Potensinya sebagai esports

Tanda tanya terhadap industri VR dan AR tidak hanya terjadi secara umum, tapi juga dari segi esports. Mengingat dua teknologi ini bisa memberikan pengalaman bermain yang lebih penuh, akankah VR ataupun AR punya potensi untuk menjadi esports?

Sumber: VRLeague

Mengingat adaptasi dua teknologi ini yang masih sangat minim, cukup wajar jika potensinya sebagai esports juga masih terbilang kecil. Namun demikian, ini tidak menghentikan pemangku kepentingan di esports untuk melakukan sedikit percobaan.

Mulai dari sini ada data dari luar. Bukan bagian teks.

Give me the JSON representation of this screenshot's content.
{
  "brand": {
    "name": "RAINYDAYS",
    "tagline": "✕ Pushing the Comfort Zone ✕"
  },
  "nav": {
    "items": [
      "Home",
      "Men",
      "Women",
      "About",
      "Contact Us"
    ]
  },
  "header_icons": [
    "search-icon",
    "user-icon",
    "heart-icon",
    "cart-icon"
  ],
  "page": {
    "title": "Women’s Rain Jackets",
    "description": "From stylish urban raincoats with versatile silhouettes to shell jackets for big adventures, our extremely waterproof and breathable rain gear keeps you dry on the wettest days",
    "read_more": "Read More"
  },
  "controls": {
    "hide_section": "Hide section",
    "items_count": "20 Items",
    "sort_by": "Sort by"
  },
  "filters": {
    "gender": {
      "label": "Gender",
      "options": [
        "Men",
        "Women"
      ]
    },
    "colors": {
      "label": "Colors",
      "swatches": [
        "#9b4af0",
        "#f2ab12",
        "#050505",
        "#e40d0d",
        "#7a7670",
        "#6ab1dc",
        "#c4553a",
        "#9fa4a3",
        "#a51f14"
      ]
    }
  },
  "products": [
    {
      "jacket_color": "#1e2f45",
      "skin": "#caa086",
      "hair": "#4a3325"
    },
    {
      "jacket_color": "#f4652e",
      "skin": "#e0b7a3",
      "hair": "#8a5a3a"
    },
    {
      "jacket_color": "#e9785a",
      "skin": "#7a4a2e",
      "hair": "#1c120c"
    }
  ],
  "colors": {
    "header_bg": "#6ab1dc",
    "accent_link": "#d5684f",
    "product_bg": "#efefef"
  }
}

ESL Contohnya. Perusahaan esports asal Jerman tersebut sempat bekerja sama dengan Oculus untuk menyelenggarakan VR League. Mempertandingkan empat game yang juga butuh ketangkasan fisik, VR League bahkan memperebutkan total hadiah sebesar Rp3,5 miliar!

Kemeriahan komunitas Pokemon GO di Piala Presiden Esports 2019 | Sumber: Dokumentasi Pokemon GO Indonesia

Lalu bagaimana dengan AR? Mengingat entry-barrier AR yang lebih rendah dibanding VR, tak heran jika AR punya potensi yang lebih besar sebagai esports atau game kompetitif. Tak hanya terjadi di barat saja, Indonesia bahkan juga sudah pernah menghadirkan pertandingan Pokemon GO. Bahkan Indonesia sempat memecahkan rekor jumlah peserta terbanyak lewat gelaran bertajuk Rainbow Cup di Summarecon Mall Serpong pada bulan Juni 2019 lalu, yang diikuti oleh 445 peserta.

--

Bagaimana dengan tahun 2020? Sebagai teknologi yang masih baru dan punya entry-barrier cukup tinggi, tak heran jika tingkat penetrasi dua teknologi ini terbilang cukup rendah. Namun demikian melihat perkembangannya selama 2019 yang terus positif, bukan tidak mungkin jika VR dan AR akan diadaptasi oleh lebih banyak orang di masa depan nanti. Tahun 2020 mungkin belum akan jadi zamannya, tapi siapa yang tahu, mungkin beberapa tahun lagi VR dan AR akan menjadi fenomena budaya berikutnya layaknya smartphone di zaman sekarang.